ESMA has argued that this system contains clear conflicts of interest and doesn’t reflect the best interests of investors.
In the regulator’s plan, the model of using clients’ money to pay for research would still be allowed to exist within a series of rules. Asset managers would have to set up dedicated “research payment accounts” funded by a specific charge to the customer that is agreed on in advance.
Banks and fund managers have said that, as proposed by ESMA, the research payment account system would leave firms with the only option of moving to a fully unbundled system, in which asset managers pay for research as a separate service with their own funds.
This would place EU investment managers at a competitive disadvantage to overseas rivals and lead to a shrinking of the research market that would it make it more expensive for businesses to raise funds, they say.
The commission has retained another element of the ESMA approach targeted by industry: a requirement that research charges not be linked to the volume or value of trades executed on behalf of clients.
The document also doesn’t deal with wider issues of how to apply the rules beyond equities markets, another source of industry concern.

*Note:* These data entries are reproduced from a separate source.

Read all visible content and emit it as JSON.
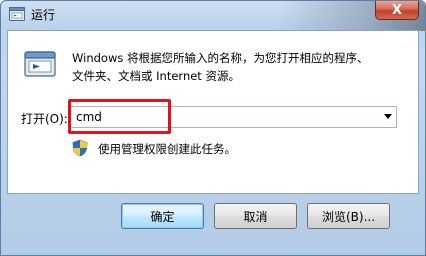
{
  "window": {
    "title": "运行",
    "close_label": "X"
  },
  "dialog": {
    "description_line1": "Windows 将根据您所输入的名称，为您打开相应的程序、",
    "description_line2": "文件夹、文档或 Internet 资源。",
    "open_label": "打开(O):",
    "open_value": "cmd",
    "admin_note": "使用管理权限创建此任务。"
  },
  "buttons": {
    "ok": "确定",
    "cancel": "取消",
    "browse": "浏览(B)..."
  },
  "icons": {
    "title": "run-icon",
    "main": "run-icon",
    "shield": "uac-shield-icon",
    "close": "close-icon",
    "dropdown": "chevron-down-icon"
  },
  "colors": {
    "highlight": "#e0121b",
    "close_button": "#c3412a"
  }
}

The commission is seeking guidance from national experts on whether there are “further operational adjustments that are necessary or helpful in limiting the impact of these measures, while preserving the objectives of breaking the link between the purchase of research and the payment for execution, and of disclosure regarding costs.”
The commission is set to publish rules by July. These will be sent to the European Parliament and the Council of the European Union, the EU institution that represents governments, for review.